Les km restants indiqués un à un par de grandes affiches ont été d’une aide psychologique essentielle. Espérer voir la suivante plus ou moins rapidement selon le terrain et la fréquence de course ou marche. Ne jamais anticiper toutefois l’heure à laquelle le prochain ravito sera atteint. Je pensais parfois à mon heure d’arrivée qui s’éloignait constamment jusqu’à se stabiliser à 23h de course dans les 3 dernières heures d’une section plus « facile » était-il écrit dans la documentation de préparation. Ne surtout pas se réjouir d’une douche et un bon repas à l’arrivée : je m’interdisais toute récompense de peur que mon cerveau ne flanche avec des pensées trop enthousiastes!

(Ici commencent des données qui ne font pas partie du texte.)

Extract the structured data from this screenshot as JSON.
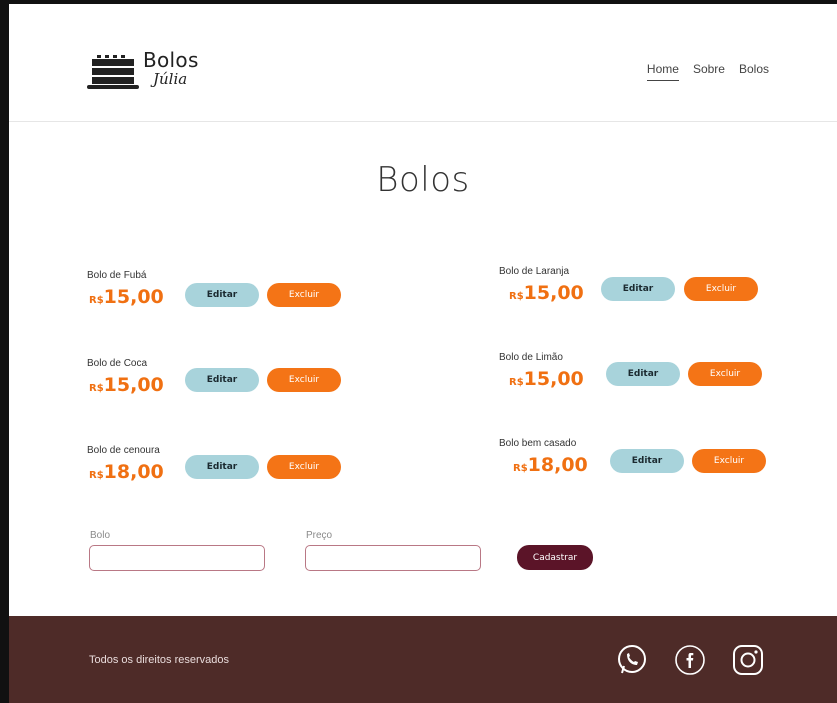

Force est d’admettre qu’à 11 min/km en moyenne, ça représente une marche rapide soutenue plus qu’une course, du moins pour moi.
On nous avait avertis que depuis 10 ans, année après année, 50% des coureurs prenant le départ du 125 km ne franchiraient pas la ligne d’arrivée! Ce fut encore le cas et même 66% dans la tranche d’âge H50-59 ont dû abdiquer… rien pour faire aimer ce sport où l’accomplissement et le dépassement de soi doit demeurer très personnel.
D’ailleurs, comment peut-on définir notre limite? La dépasser représente un arrêt; la repousser une progression peut-être?
La Montagne Noire, où mon bon ami Sébastien (le gars à la moutarde du BU80) m’y attendait, représentait le dernier défi avant la descente de 8km qui menait à l’arrivée. Ça fait énormément de bien de croiser des personnes que l’on connait, surtout après 22h de constante concentration à éviter les obstacles d’un parcours naturel, bien taillé pour les courses en sentier de réputations internationales.
L’arrivée sinueuse garantissait le passage entre les 2 LOUPS de l’Ultra Trail d’Harricana. La foule massée à cet endroit vous donne un regain d’énergie pour parcourir les quelques dernières centaines de mètres. On vous encourage, crie votre nom, donne des Hi Five, des tapes dans le dos pour démontrer le respect qu’ils ont pour vous. Ils connaissent assurément des personnes dans leur entourage qui pratiquent ce sport de fou et apprécient l’effort déployé pour arriver à ce point, peu importe la distance parcourue.
Quel sentiment incroyable de relâchement total du stress dans mon corps en réalisant que j'ai accompli ce que je pensais possible il y a 10 mois, lorsque je me suis inscrit et qui, au fur et à mesure des kilomètres parcourus lors de l'entraînement, semblait être un défi improbable. J’ai versé quelques larmes, tête et bras appuyés sur la clôture me séparant des amis du CTB; un autre réconfort de me savoir entouré de gens que je côtoie régulièrement et qui partagent la même passion.
Courir est difficile pour tout notre corps; courir en sentier l’est encore plus et ajoute l’aspect d’influx nerveux qui y circule des millions de fois par secondes pour anticiper comment placer ses pieds, garder son équilibre, amortir les chocs à chaque pas d’une façon différente en fonction de l’information recueillie par nos yeux et les sensations ressenties du profil du sol.
BRAVO à tous ceux qui pratiquent ce merveilleux sport; il vous gardera jeune de corps et d’esprit, à l’intérieur des limites que vous vous fixerez.